Scale: simulating thousands of connections on SpatialOS
The whole internet contains about 60,000 AS networks and over half a million routes. Since every AS has to store path information about routes to nearly every other AS, the routing tables can become unmanageably large. This has caused problems as the global routing tables of each AS grows.
In our simulation, every AS is running simultaneously and independently, so storing the full routing table for each AS requires many terabytes of RAM by itself. Doing this sort of simulation on a single server would be almost impossible; we don’t have the full list of networks and routes, but what we do have is enough to require 15 machines and over 1TB of RAM. Building a distributed system of this magnitude without SpatialOS would have been an enormous undertaking and the result wouldn’t have been as flexible or easy to maintain, and building it during a three day sprint would have been unthinkable.
In SpatialOS terms, every AS and route is represented as an entity. They each act independently with no shared data; information is shared by message passing.
There are two kinds of workers in the simulation. The BGP protocol and the network flows themselves run in the logic workers, as behaviours associated to the AS and route entities. SpatialOS runs as many logic workers as necessary to handle the workload of the simulation.
The visualisation and interaction layer is built using the Unity game engine and the SpatialOS SDK. This is an unmanaged worker that runs on an end-user machine, and serves the dual purpose of visualising the state of the simulation and letting the user influence it. Using a game engine lets us iterate quickly to build very attractive visualisations.
The full source code of this simulation is available here. You need developer access to SpatialOS to build and run it; you can apply here.
Building upon this model
But the possibilities don’t end there. This model is available for developers can integrate with their existing models today. In fact, in the past week we have begun to integrate this model with an internal project to model cities. It was as simple as importing the code and setting up the locations correctly. Being able to combine simulations in this way will enable companies and organisations to understand how the internet relates to other complex systems: cities, infrastructure, energy, economies.

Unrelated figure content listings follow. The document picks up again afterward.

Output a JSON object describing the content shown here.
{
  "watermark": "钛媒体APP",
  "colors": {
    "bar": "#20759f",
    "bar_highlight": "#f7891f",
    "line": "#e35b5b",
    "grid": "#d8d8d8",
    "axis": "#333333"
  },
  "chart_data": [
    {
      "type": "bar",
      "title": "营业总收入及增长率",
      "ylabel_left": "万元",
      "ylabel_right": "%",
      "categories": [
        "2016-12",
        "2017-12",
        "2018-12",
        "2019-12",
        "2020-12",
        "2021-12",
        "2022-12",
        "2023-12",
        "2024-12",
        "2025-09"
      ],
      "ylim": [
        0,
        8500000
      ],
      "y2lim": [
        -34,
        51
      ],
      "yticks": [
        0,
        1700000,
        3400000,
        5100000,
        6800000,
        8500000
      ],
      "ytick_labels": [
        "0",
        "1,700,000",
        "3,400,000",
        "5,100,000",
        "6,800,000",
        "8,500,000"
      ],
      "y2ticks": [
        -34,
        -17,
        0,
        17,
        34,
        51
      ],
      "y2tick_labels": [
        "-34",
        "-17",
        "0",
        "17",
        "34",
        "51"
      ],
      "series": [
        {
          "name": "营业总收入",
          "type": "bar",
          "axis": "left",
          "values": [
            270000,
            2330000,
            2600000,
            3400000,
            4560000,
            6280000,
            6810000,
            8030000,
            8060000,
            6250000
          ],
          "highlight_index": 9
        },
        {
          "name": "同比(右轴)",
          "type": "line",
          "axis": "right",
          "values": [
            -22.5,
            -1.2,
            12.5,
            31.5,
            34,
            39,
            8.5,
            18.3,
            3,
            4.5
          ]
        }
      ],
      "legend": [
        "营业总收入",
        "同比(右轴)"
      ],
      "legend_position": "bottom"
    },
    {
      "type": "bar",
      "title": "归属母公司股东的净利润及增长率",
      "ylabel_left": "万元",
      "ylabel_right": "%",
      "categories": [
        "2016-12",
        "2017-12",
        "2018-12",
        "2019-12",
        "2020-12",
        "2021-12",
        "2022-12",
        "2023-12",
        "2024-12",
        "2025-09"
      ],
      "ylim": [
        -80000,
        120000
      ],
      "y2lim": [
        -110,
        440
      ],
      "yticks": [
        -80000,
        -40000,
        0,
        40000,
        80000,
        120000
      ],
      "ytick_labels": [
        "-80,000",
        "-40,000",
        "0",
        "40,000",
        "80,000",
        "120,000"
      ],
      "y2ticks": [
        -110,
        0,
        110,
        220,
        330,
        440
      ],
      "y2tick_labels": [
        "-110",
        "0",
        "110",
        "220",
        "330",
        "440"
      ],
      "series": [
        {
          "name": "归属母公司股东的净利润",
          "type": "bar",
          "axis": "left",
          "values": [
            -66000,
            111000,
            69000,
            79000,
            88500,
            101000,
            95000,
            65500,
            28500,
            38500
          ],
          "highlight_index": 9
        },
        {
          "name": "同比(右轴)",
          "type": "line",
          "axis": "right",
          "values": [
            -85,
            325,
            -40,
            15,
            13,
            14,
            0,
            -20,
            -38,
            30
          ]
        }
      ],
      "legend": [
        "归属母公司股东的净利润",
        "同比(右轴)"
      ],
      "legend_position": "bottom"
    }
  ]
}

With a detailed simulation of the internet we could begin to prepare for cyber attacks before they happen, and understand the cascading effects of various interventions better. This will enable businesses, institutions and even countries to become more resilient in an age of exponential vulnerability online. But more than this, it is also possible to model any kind of network on this scale, be they energy grids or telecommunications. You could, for example, model a national power infrastructure network to comprehend not just its potential vulnerabilities but the impact it could have on a new transport network or the economy.